To explore on a budget dictated by binges from the 10th of one month (payday) to the first of the next (rent day), which lead to a diet of Braník and rice from rent day to payday, when the bingeing begins anew, one needs a couple of things: a metro pass and a bottle. The metro pass, 30 days for 440 Kč, not only budgets money (one 20 Kč ride a day over 30 days is 600 Kč), but time, as there’s no need to wait by the ticket machine for folks to fumble their change and press the wrong buttons, making others miss their trains. The bottle, which easily fits in that holster thing backpacks have these days for water, means no 3 Kč deposit, which nearly doubles the price of, say, Klasik, and there’s always a bottle—or perhaps 40-some—sitting in a crate in the kitchen.
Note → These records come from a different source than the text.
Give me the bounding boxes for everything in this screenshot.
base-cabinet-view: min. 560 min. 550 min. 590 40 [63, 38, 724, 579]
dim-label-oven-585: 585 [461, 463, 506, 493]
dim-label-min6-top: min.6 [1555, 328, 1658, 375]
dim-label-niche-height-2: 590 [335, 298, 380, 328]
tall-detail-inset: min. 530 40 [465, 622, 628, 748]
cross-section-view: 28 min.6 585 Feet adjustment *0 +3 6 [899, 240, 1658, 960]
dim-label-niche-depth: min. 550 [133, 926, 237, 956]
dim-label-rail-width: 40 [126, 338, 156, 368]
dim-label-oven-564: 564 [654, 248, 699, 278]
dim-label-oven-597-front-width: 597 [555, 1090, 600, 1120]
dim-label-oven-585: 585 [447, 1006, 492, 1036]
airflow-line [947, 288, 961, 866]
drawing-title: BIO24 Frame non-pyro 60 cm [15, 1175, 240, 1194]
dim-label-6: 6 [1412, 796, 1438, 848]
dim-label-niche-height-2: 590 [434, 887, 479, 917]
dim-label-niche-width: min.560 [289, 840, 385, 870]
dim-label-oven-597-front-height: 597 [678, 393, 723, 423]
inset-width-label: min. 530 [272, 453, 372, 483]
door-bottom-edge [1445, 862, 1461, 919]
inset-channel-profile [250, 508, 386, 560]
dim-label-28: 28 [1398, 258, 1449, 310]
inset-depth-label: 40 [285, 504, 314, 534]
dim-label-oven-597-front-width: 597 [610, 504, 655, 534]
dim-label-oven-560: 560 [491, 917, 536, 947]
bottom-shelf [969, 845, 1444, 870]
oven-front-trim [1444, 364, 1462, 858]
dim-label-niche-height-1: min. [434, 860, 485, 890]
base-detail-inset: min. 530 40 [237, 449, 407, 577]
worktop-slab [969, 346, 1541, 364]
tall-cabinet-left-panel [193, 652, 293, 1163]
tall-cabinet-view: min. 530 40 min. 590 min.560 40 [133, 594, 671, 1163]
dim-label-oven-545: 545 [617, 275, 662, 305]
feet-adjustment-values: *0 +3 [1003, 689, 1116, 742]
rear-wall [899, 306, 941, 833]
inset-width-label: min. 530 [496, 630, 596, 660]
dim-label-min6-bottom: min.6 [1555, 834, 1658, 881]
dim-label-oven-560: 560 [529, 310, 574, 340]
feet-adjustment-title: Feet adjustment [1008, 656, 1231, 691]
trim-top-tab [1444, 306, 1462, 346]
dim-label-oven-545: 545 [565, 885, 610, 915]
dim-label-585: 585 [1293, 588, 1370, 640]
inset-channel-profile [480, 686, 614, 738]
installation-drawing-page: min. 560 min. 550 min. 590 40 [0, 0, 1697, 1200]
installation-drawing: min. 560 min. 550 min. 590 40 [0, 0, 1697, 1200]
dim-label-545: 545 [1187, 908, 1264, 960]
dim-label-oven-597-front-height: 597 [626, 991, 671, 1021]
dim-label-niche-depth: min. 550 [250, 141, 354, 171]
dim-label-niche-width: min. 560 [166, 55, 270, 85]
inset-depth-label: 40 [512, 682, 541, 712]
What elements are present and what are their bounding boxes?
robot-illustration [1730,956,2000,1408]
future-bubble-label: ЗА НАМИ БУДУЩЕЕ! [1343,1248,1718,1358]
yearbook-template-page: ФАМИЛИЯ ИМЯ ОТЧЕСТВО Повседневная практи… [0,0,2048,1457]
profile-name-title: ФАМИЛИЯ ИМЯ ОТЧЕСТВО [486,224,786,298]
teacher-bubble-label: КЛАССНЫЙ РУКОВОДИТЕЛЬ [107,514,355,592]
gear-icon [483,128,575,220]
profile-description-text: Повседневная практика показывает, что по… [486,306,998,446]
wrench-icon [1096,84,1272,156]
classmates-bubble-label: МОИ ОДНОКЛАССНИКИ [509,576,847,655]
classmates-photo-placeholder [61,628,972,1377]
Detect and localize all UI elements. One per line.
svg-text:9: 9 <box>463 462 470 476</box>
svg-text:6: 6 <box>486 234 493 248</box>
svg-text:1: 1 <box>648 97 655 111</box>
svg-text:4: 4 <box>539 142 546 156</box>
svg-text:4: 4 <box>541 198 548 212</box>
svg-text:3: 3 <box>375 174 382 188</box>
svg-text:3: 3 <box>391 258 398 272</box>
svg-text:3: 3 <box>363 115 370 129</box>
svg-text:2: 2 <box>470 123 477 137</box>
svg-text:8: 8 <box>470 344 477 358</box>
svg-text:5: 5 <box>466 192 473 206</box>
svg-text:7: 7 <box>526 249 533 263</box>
Finding somewhere to fill the bottle on a Petřiny Saturday isn’t easy. Perhaps it’s simpler during the week, when that neck of the woods surely bustles; it’s tough to know for those with jobs, though. Most of the people head up the hill, toward what a bike sign indicates is Oborá Hvězda, this foresty spot. Maybe it’s wise to follow. It’s a ritzy neck of town, though, the kind of place where people don’t advertise their beer prices in chalk on the front door, the kind of place where there ain’t no damn potraviny. Maybe it’s grand in Petřiny’s Oborá Hvězda, maybe it’s swell to take beer from closer to the center into the those woods. I wouldn’t know—the first store I found on the route I walked was at Dvorká Šarka, where the Braník bottles cost a whopping 10 Kč, deposit not included, but watching the ducks, like all broke-ass old men do, is free. But that’s the end of some other lines.